The aim of this symposium, then, is to explore the shifting relationships between time, mortality and finitude in the context of the Anthropocene. In particular, we are interested in the kinds of critical approaches to time-telling, knowledge-making and care-taking that might be called for by way of response. How might we ‘learn to be affected’ (Despret) in new ways; how might practices of ‘passionate immersion’ create new avenues for hope, care and knowledge (Tsing; Haraway)?

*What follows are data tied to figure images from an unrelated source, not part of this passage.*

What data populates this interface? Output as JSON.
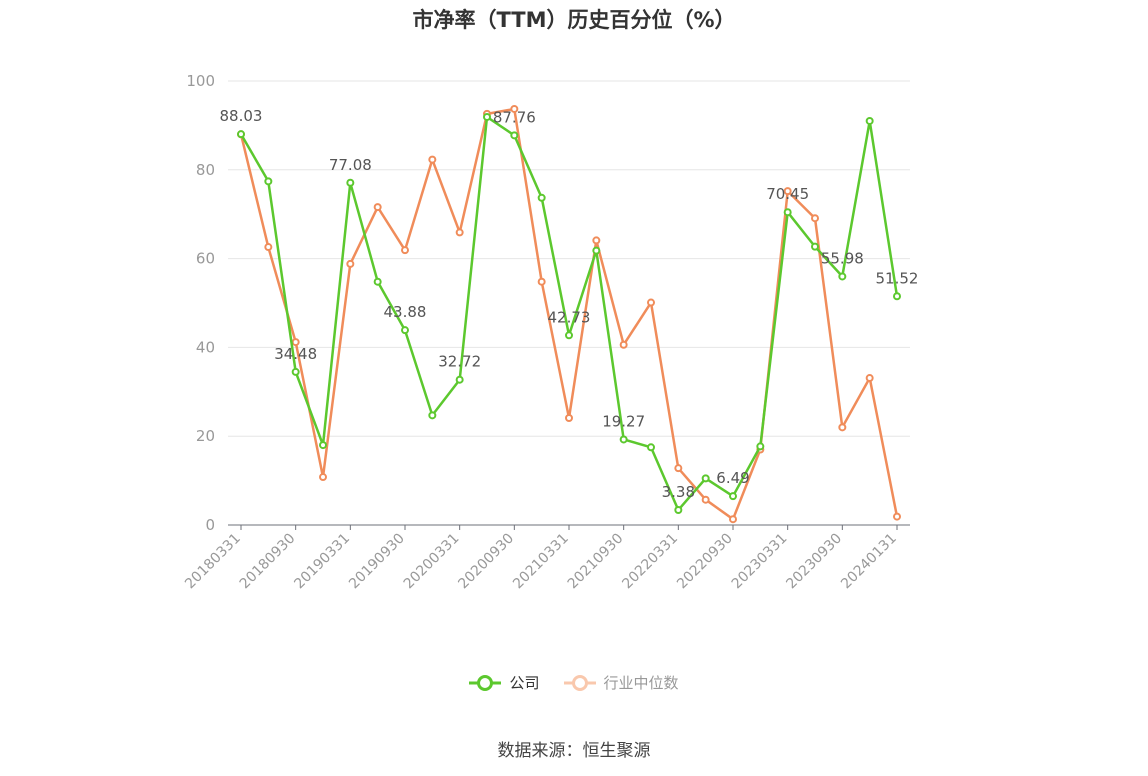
{
  "chart_data": {
    "type": "line",
    "title": "市净率（TTM）历史百分位（%）",
    "x": [
      "20180331",
      "20180630",
      "20180930",
      "20181231",
      "20190331",
      "20190630",
      "20190930",
      "20191231",
      "20200331",
      "20200630",
      "20200930",
      "20201231",
      "20210331",
      "20210630",
      "20210930",
      "20211231",
      "20220331",
      "20220630",
      "20220930",
      "20221231",
      "20230331",
      "20230630",
      "20230930",
      "20231231",
      "20240131"
    ],
    "x_tick_labels": [
      "20180331",
      "20180930",
      "20190331",
      "20190930",
      "20200331",
      "20200930",
      "20210331",
      "20210930",
      "20220331",
      "20220930",
      "20230331",
      "20230930",
      "20240131"
    ],
    "y_ticks": [
      "0",
      "20",
      "40",
      "60",
      "80",
      "100"
    ],
    "ylim": [
      0,
      100
    ],
    "grid": true,
    "legend_position": "bottom",
    "series": [
      {
        "name": "公司",
        "color": "#5cc82e",
        "values": [
          88.03,
          77.4,
          34.48,
          18.0,
          77.08,
          54.8,
          43.88,
          24.7,
          32.72,
          91.9,
          87.76,
          73.7,
          42.73,
          61.8,
          19.27,
          17.5,
          3.38,
          10.5,
          6.49,
          17.7,
          70.45,
          62.7,
          55.98,
          91.0,
          51.52
        ],
        "labels": {
          "0": "88.03",
          "2": "34.48",
          "4": "77.08",
          "6": "43.88",
          "8": "32.72",
          "10": "87.76",
          "12": "42.73",
          "14": "19.27",
          "16": "3.38",
          "18": "6.49",
          "20": "70.45",
          "22": "55.98",
          "24": "51.52"
        }
      },
      {
        "name": "行业中位数",
        "color": "#f08c5a",
        "values": [
          88.0,
          62.6,
          41.2,
          10.8,
          58.8,
          71.6,
          61.9,
          82.3,
          65.9,
          92.6,
          93.7,
          54.8,
          24.1,
          64.1,
          40.6,
          50.1,
          12.8,
          5.7,
          1.3,
          17.0,
          75.2,
          69.1,
          22.0,
          33.1,
          1.9
        ]
      }
    ]
  },
  "source_note": "数据来源：恒生聚源"
}
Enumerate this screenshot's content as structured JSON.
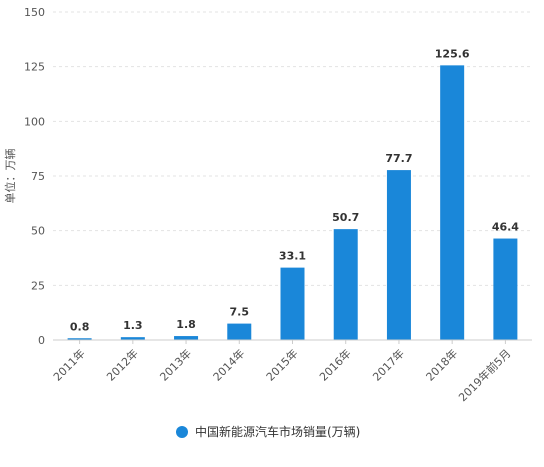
{
  "chart_data": {
    "type": "bar",
    "categories": [
      "2011年",
      "2012年",
      "2013年",
      "2014年",
      "2015年",
      "2016年",
      "2017年",
      "2018年",
      "2019年前5月"
    ],
    "series": [
      {
        "name": "中国新能源汽车市场销量(万辆)",
        "values": [
          0.8,
          1.3,
          1.8,
          7.5,
          33.1,
          50.7,
          77.7,
          125.6,
          46.4
        ],
        "data_labels": [
          "0.8",
          "1.3",
          "1.8",
          "7.5",
          "33.1",
          "50.7",
          "77.7",
          "125.6",
          "46.4"
        ],
        "color": "#1a87d9"
      }
    ],
    "ylabel": "单位：万辆",
    "xlabel": "",
    "ylim": [
      0,
      150
    ],
    "yticks": [
      "0",
      "25",
      "50",
      "75",
      "100",
      "125",
      "150"
    ],
    "grid": true,
    "legend": "bottom-center"
  }
}
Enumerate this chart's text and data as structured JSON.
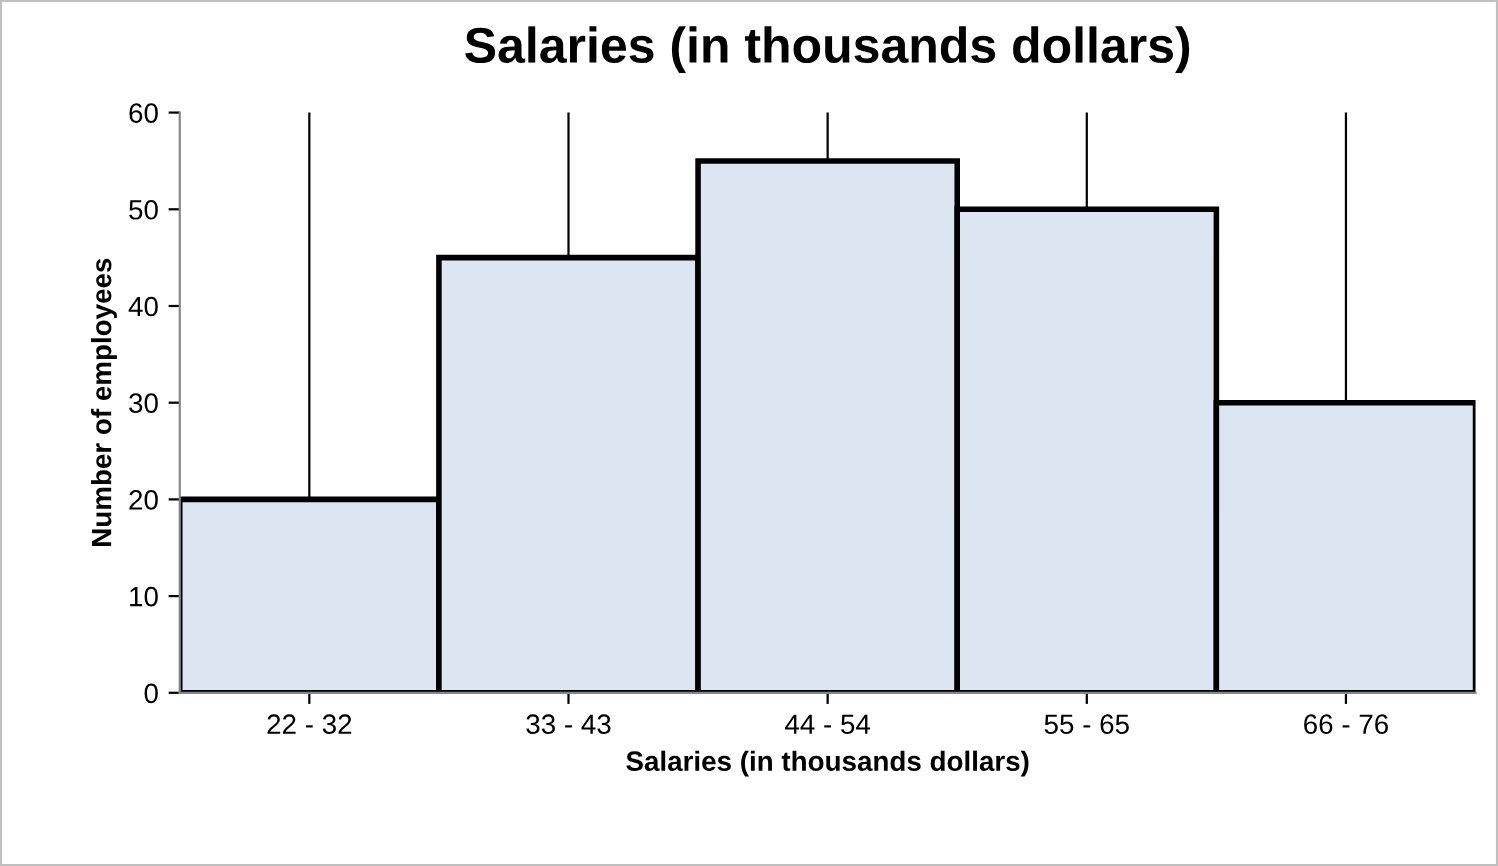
{
  "chart_data": {
    "type": "bar",
    "title": "Salaries (in thousands dollars)",
    "xlabel": "Salaries (in thousands dollars)",
    "ylabel": "Number of employees",
    "categories": [
      "22 - 32",
      "33 - 43",
      "44 - 54",
      "55 - 65",
      "66 - 76"
    ],
    "values": [
      20,
      45,
      55,
      50,
      30
    ],
    "color": "#dce6f2",
    "ylim": [
      0,
      60
    ],
    "yticks": [
      0,
      10,
      20,
      30,
      40,
      50,
      60
    ],
    "grid": "x",
    "legend": false
  }
}
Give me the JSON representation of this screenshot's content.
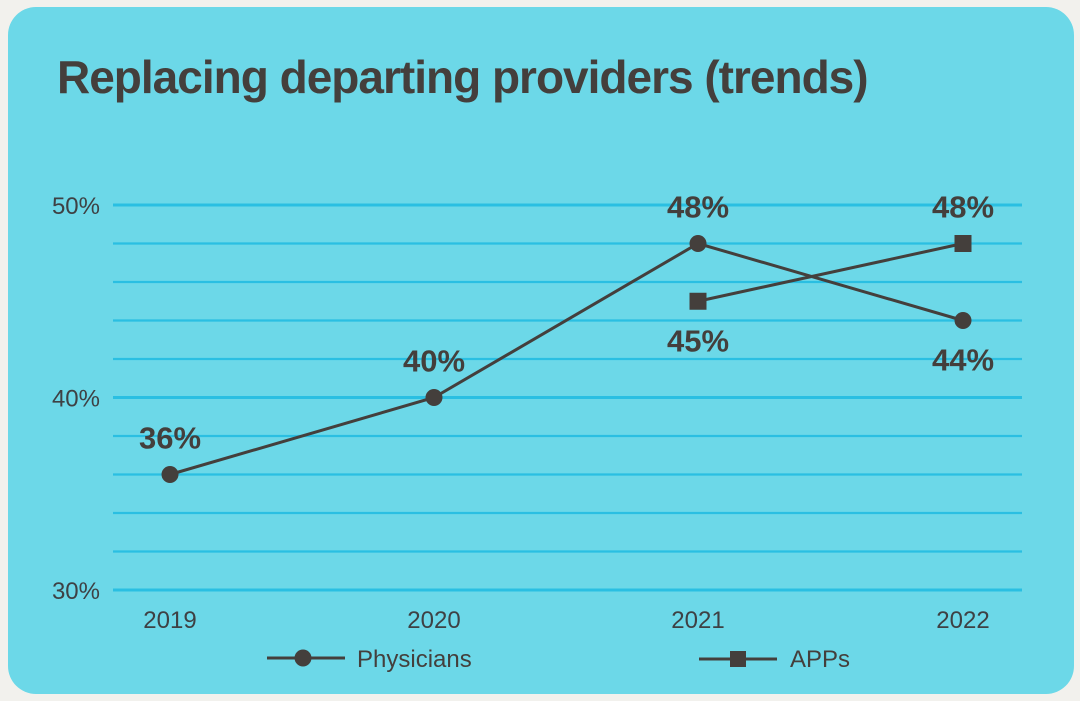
{
  "title": "Replacing departing providers (trends)",
  "colors": {
    "page_bg": "#f2f1ed",
    "card_bg": "#6cd8e8",
    "grid": "#2abfe2",
    "ink": "#443f3c"
  },
  "chart_data": {
    "type": "line",
    "title": "Replacing departing providers (trends)",
    "categories": [
      "2019",
      "2020",
      "2021",
      "2022"
    ],
    "series": [
      {
        "name": "Physicians",
        "marker": "circle",
        "values": [
          36,
          40,
          48,
          44
        ],
        "data_labels": [
          "36%",
          "40%",
          "48%",
          "44%"
        ],
        "label_side": [
          "above",
          "above",
          "above",
          "below"
        ]
      },
      {
        "name": "APPs",
        "marker": "square",
        "values": [
          null,
          null,
          45,
          48
        ],
        "data_labels": [
          null,
          null,
          "45%",
          "48%"
        ],
        "label_side": [
          null,
          null,
          "below",
          "above"
        ]
      }
    ],
    "yticks": [
      {
        "value": 50,
        "label": "50%"
      },
      {
        "value": 40,
        "label": "40%"
      },
      {
        "value": 30,
        "label": "30%"
      }
    ],
    "ylim": [
      30,
      50
    ],
    "grid_step": 2,
    "grid": "on",
    "legend_position": "bottom",
    "legend": [
      {
        "label": "Physicians",
        "marker": "circle"
      },
      {
        "label": "APPs",
        "marker": "square"
      }
    ]
  }
}
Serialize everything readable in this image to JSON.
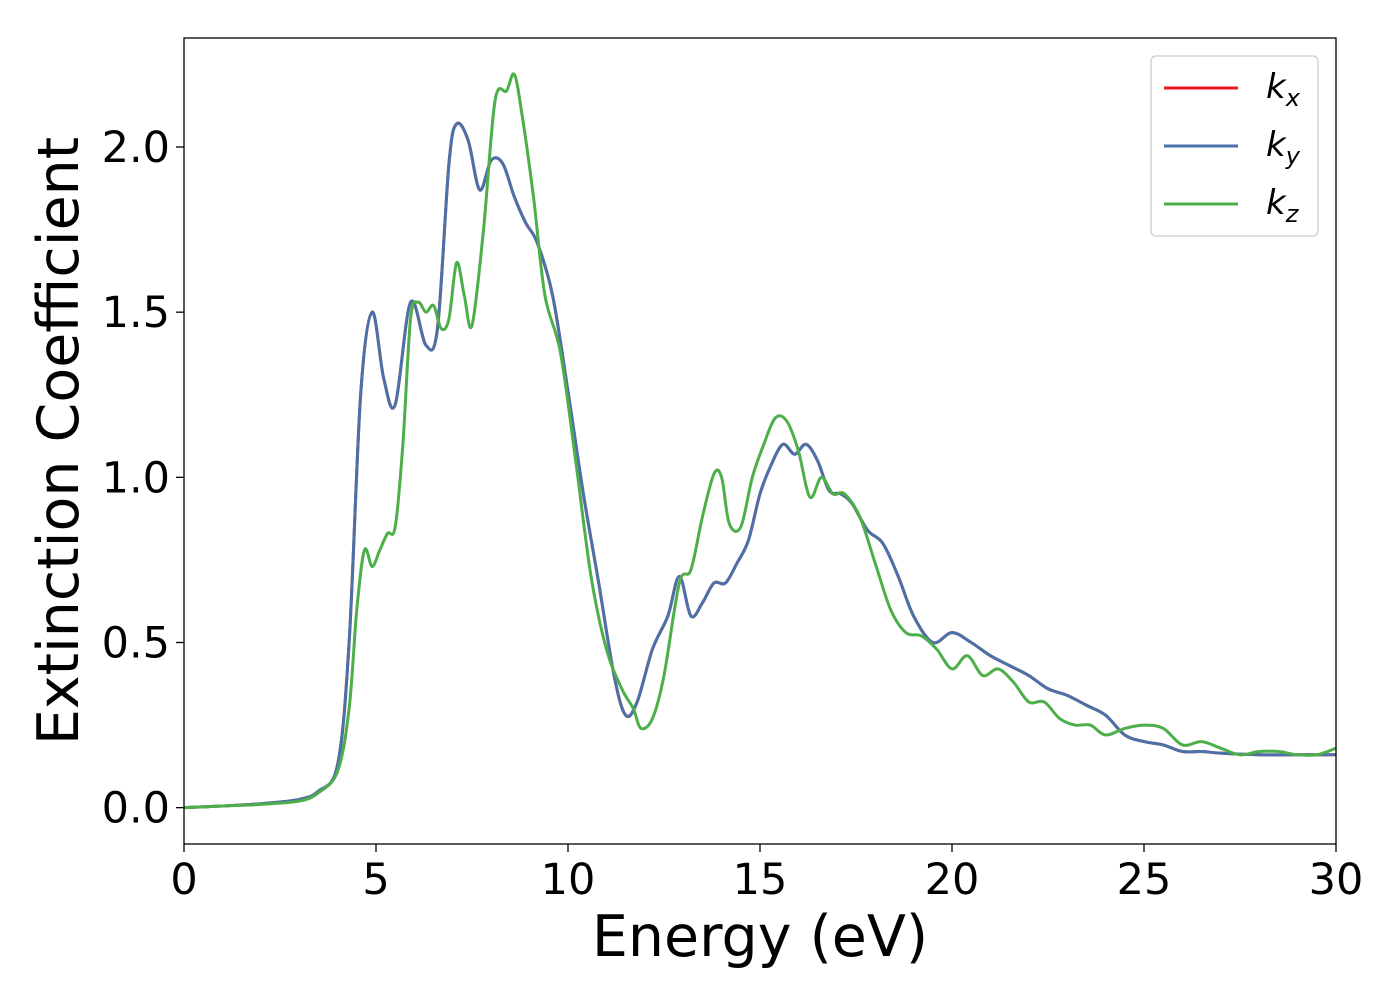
{
  "chart_data": {
    "type": "line",
    "title": "",
    "xlabel": "Energy (eV)",
    "ylabel": "Extinction Coefficient",
    "xlim": [
      0,
      30
    ],
    "ylim": [
      -0.11,
      2.33
    ],
    "xticks": [
      0,
      5,
      10,
      15,
      20,
      25,
      30
    ],
    "xtick_labels": [
      "0",
      "5",
      "10",
      "15",
      "20",
      "25",
      "30"
    ],
    "yticks": [
      0.0,
      0.5,
      1.0,
      1.5,
      2.0
    ],
    "ytick_labels": [
      "0.0",
      "0.5",
      "1.0",
      "1.5",
      "2.0"
    ],
    "grid": false,
    "legend_position": "top-right",
    "series": [
      {
        "name": "k",
        "subscript": "x",
        "color": "#e41a1c",
        "x": [
          0,
          1,
          2,
          3,
          3.5,
          4,
          4.3,
          4.6,
          4.9,
          5.2,
          5.5,
          5.9,
          6.3,
          6.6,
          6.9,
          7.1,
          7.4,
          7.7,
          8.0,
          8.3,
          8.6,
          8.9,
          9.2,
          9.6,
          10.0,
          10.4,
          10.8,
          11.2,
          11.5,
          11.8,
          12.2,
          12.6,
          12.9,
          13.2,
          13.5,
          13.8,
          14.1,
          14.4,
          14.7,
          15.0,
          15.3,
          15.6,
          15.9,
          16.2,
          16.5,
          16.8,
          17.1,
          17.4,
          17.8,
          18.2,
          18.6,
          19.0,
          19.5,
          20.0,
          20.5,
          21.0,
          21.5,
          22.0,
          22.5,
          23.0,
          23.5,
          24.0,
          24.5,
          25.0,
          25.5,
          26.0,
          26.5,
          27.0,
          28.0,
          29.0,
          30.0
        ],
        "y": [
          0.0,
          0.005,
          0.012,
          0.025,
          0.05,
          0.13,
          0.5,
          1.25,
          1.5,
          1.3,
          1.22,
          1.53,
          1.4,
          1.45,
          1.95,
          2.07,
          2.02,
          1.87,
          1.96,
          1.95,
          1.85,
          1.77,
          1.71,
          1.55,
          1.26,
          0.95,
          0.68,
          0.4,
          0.28,
          0.32,
          0.48,
          0.58,
          0.7,
          0.58,
          0.62,
          0.68,
          0.68,
          0.74,
          0.81,
          0.95,
          1.04,
          1.1,
          1.07,
          1.1,
          1.05,
          0.96,
          0.95,
          0.92,
          0.84,
          0.8,
          0.7,
          0.58,
          0.5,
          0.53,
          0.5,
          0.46,
          0.43,
          0.4,
          0.36,
          0.34,
          0.31,
          0.28,
          0.22,
          0.2,
          0.19,
          0.17,
          0.17,
          0.165,
          0.16,
          0.16,
          0.16
        ]
      },
      {
        "name": "k",
        "subscript": "y",
        "color": "#4a72a8",
        "x": [
          0,
          1,
          2,
          3,
          3.5,
          4,
          4.3,
          4.6,
          4.9,
          5.2,
          5.5,
          5.9,
          6.3,
          6.6,
          6.9,
          7.1,
          7.4,
          7.7,
          8.0,
          8.3,
          8.6,
          8.9,
          9.2,
          9.6,
          10.0,
          10.4,
          10.8,
          11.2,
          11.5,
          11.8,
          12.2,
          12.6,
          12.9,
          13.2,
          13.5,
          13.8,
          14.1,
          14.4,
          14.7,
          15.0,
          15.3,
          15.6,
          15.9,
          16.2,
          16.5,
          16.8,
          17.1,
          17.4,
          17.8,
          18.2,
          18.6,
          19.0,
          19.5,
          20.0,
          20.5,
          21.0,
          21.5,
          22.0,
          22.5,
          23.0,
          23.5,
          24.0,
          24.5,
          25.0,
          25.5,
          26.0,
          26.5,
          27.0,
          28.0,
          29.0,
          30.0
        ],
        "y": [
          0.0,
          0.005,
          0.012,
          0.025,
          0.05,
          0.13,
          0.5,
          1.25,
          1.5,
          1.3,
          1.22,
          1.53,
          1.4,
          1.45,
          1.95,
          2.07,
          2.02,
          1.87,
          1.96,
          1.95,
          1.85,
          1.77,
          1.71,
          1.55,
          1.26,
          0.95,
          0.68,
          0.4,
          0.28,
          0.32,
          0.48,
          0.58,
          0.7,
          0.58,
          0.62,
          0.68,
          0.68,
          0.74,
          0.81,
          0.95,
          1.04,
          1.1,
          1.07,
          1.1,
          1.05,
          0.96,
          0.95,
          0.92,
          0.84,
          0.8,
          0.7,
          0.58,
          0.5,
          0.53,
          0.5,
          0.46,
          0.43,
          0.4,
          0.36,
          0.34,
          0.31,
          0.28,
          0.22,
          0.2,
          0.19,
          0.17,
          0.17,
          0.165,
          0.16,
          0.16,
          0.16
        ]
      },
      {
        "name": "k",
        "subscript": "z",
        "color": "#4daf4a",
        "x": [
          0,
          1,
          2,
          3,
          3.5,
          4,
          4.3,
          4.5,
          4.7,
          4.9,
          5.1,
          5.3,
          5.5,
          5.7,
          5.9,
          6.1,
          6.3,
          6.5,
          6.7,
          6.9,
          7.1,
          7.3,
          7.5,
          7.8,
          8.1,
          8.4,
          8.6,
          8.8,
          9.1,
          9.4,
          9.8,
          10.2,
          10.6,
          11.0,
          11.4,
          11.7,
          11.9,
          12.2,
          12.5,
          12.9,
          13.2,
          13.5,
          13.8,
          14.0,
          14.2,
          14.5,
          14.8,
          15.1,
          15.4,
          15.7,
          16.0,
          16.3,
          16.6,
          16.9,
          17.2,
          17.6,
          18.0,
          18.4,
          18.8,
          19.2,
          19.6,
          20.0,
          20.4,
          20.8,
          21.2,
          21.6,
          22.0,
          22.4,
          22.8,
          23.2,
          23.6,
          24.0,
          24.5,
          25.0,
          25.5,
          26.0,
          26.5,
          27.0,
          27.5,
          28.0,
          28.5,
          29.0,
          29.5,
          30.0
        ],
        "y": [
          0.0,
          0.005,
          0.01,
          0.02,
          0.045,
          0.11,
          0.3,
          0.6,
          0.78,
          0.73,
          0.78,
          0.83,
          0.85,
          1.1,
          1.48,
          1.53,
          1.5,
          1.52,
          1.45,
          1.48,
          1.65,
          1.55,
          1.46,
          1.75,
          2.14,
          2.17,
          2.22,
          2.1,
          1.85,
          1.55,
          1.38,
          1.05,
          0.7,
          0.48,
          0.36,
          0.3,
          0.24,
          0.27,
          0.4,
          0.68,
          0.72,
          0.88,
          1.01,
          1.0,
          0.86,
          0.85,
          1.0,
          1.1,
          1.18,
          1.17,
          1.08,
          0.94,
          1.0,
          0.95,
          0.95,
          0.88,
          0.74,
          0.6,
          0.53,
          0.52,
          0.48,
          0.42,
          0.46,
          0.4,
          0.42,
          0.38,
          0.32,
          0.32,
          0.27,
          0.25,
          0.25,
          0.22,
          0.24,
          0.25,
          0.24,
          0.19,
          0.2,
          0.18,
          0.16,
          0.17,
          0.17,
          0.16,
          0.16,
          0.18
        ]
      }
    ]
  }
}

Some of the questions and concerns that will animate this discussion include:
- How might the way we are being pressed into engagement with earthly ‘immortals’ require new approaches to creativity, imagination and responsibility?
- How might we attend more closely to the diversity of temporal frames that shape relationality, and in particular their different patterns of living and dying?
- What more needs to be explored in regard to notions of disposability, reuse, recycling, re-capture, bio-degradability and other endeavours that evoke the promise of decay without ‘remainder’ (Gabrys) but rarely deliver on it?
- What should we make of various attempts to re-form life such as re-wilding and de-extinction? Are they driven by desires to reverse time and/or death, or are more complicated relationships between life/time/death being produced?
- How have new technologies and approaches to “analysis, observing, measuring, and monitoring” shaped the space within which we understand and respond to our changing world (Sörlin)?
- What kinds of temporalities animate our living planet (Clark; Yusoff)? Can we speak of the time(s) of the earth? Can we understand environmental crisis – in both its causes and consequences – as a breakdown of synchronicities of various kinds?
- What accounts of time would allow us purchase on the kinds of issues at stake? Antidotes to fast, short-term, linear thinking have centred around their binary oppositions of slow, long-term and circular, but how might we develop more critical and complicated approaches?
References Cited
Bastian M. (2012) Fatally Confused: Telling the Time in the Midst of Ecological Crises. Environmental Philosophy 9: 23–48.
Chakrabarty D. (2009) The Climate of History: Four Theses. Critical Inquiry 35: 197-222.
Clark N. (2011) Inhuman Nature: Sociable Life on a Dynamic Planet, Sage, London: Sage.
Despret V. (2004) The Body We Care for: Figures of Anthropo-zoo-genesis. Body and Society 10: 111-134.
Gabrys J. (2011) Digital Rubbish: A Natural History of Electronics, Ann Arbor: University of Michigan Press.
Haraway D. (2008) Sharing Suffering: Instrumental Relations Between Laboratory Animals and their People. When Species Meet. Minneapolis: University of Minessota Press, 69-93.
Hatley J. (2012) The virtue of temporal discernment: Rethinking the extent and coherence of the good in a time of mass species extinctions. Environmental Philosophy 9: 1-21.
Metcalf J and van Dooren T. (2012) Temporal Environments: Rethinking Time and Ecology. Special issue of Environmental Philosophy 9.
Masco J. (2006) The Nuclear Borderlands: The Manhattan Project in Post-Cold War New Mexico, Princeton: Princeton University Press.
Morton T. (2013) Hyperobjects: Philosophy and Ecology After the End of the World, Minneapolis: University of Minnesota Press.
Rose DB. (2006) What if the Angel of History Were a Dog? Cultural Studies Review 12.
Sörlin S. (2013) Reconfiguring environmental expertise. Environmental Science and Policy 28: 14-24.
Tsing A. (2011) Arts of Inclusion, or, How to Love a Mushroom. Australian Humanities Review 50: 5-22.
Yusoff K. (2013) Geologic life: prehistory, climate, futures in the Anthropocene. Environment and Planning D: Society and Space 31: 779-795.